The press was established in September 1936 by University of Pittsburgh Chancellor John Gabbert Bowman. Paul Mellon committed the majority of the necessary startup funding from the A. W. Mellon Educational and Charitable Trust. Other contributors were the Buhl Foundation, the Historical Society of Western Pennsylvania, and the university itself. The first full-time director of the press was Agnes Lynch Starrett, followed by Frederick A. Hetzel (1964–1994), Cynthia Miller (1995–2013), and Peter Kracht (2013–present). The press was housed on the fifth floor of the Eureka Building on Pitt's main campus in the Oakland section of Pittsburgh.

===21st century===
In 2008, the press began making out-of-print scholarly books freely available on-line at the University of Pittsburgh Press Digital Editions collection through the University Library System's D-Scribe Digital Publishing program. By 2010, the University of Pittsburgh Press Digital Editions included more than 750 titles, and more than 350 previously out-of-print titles have been reissued in paperback format as Prologue Editions.

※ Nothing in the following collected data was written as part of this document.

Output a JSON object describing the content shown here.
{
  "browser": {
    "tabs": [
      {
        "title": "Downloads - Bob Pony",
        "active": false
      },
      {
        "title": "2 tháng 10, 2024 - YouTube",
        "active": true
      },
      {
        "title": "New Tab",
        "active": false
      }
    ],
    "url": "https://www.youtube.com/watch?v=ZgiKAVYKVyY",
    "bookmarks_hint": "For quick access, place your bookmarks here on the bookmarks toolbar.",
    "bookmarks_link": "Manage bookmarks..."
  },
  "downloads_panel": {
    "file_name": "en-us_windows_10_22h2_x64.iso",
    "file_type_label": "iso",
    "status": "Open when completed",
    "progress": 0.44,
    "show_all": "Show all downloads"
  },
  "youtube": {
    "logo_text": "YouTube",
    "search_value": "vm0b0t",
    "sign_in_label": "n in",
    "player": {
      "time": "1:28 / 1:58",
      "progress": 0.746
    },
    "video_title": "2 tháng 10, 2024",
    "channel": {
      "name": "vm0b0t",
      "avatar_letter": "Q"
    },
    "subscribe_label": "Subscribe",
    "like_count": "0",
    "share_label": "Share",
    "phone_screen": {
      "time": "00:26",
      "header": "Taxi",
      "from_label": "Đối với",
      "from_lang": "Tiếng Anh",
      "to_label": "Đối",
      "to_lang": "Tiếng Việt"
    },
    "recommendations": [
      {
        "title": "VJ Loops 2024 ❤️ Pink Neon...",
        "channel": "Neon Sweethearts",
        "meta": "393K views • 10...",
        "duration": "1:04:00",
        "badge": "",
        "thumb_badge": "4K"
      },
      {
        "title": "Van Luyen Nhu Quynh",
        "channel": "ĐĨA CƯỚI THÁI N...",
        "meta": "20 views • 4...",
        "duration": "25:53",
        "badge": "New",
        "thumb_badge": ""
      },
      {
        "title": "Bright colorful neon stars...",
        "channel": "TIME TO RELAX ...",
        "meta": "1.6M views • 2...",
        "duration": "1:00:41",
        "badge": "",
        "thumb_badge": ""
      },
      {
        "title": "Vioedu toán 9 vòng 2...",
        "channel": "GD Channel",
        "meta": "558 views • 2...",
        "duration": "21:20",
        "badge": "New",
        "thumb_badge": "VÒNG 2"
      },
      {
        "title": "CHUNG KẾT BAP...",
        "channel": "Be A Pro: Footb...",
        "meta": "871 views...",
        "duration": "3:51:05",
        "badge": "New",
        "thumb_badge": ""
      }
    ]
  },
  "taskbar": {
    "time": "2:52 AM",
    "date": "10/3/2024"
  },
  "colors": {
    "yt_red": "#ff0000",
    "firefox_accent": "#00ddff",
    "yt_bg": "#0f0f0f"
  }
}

The press is also collaborating with the University Library System on a new online scholarly journals program. Most of the journals are open access and published in electronic format only, while a few titles are also available in print editions through the Espresso Book Machine in the University Book Center.

In 2010, the press received major funding from the Andrew W. Mellon Foundation to develop a history of science list and expand its existing philosophy of science list, working in collaboration with the university's History and Philosophy of Science Department and World History Center. This new program will lead to a 50% increase in the number of new titles published by the press each year.

In July 2013, the press moved into a new the university's Thomas Boulevard Library Resource Facility in the Point Breeze section of Pittsburgh in July 2013. The University of Pittsburgh Press is a Charter Member of the Association of University Presses.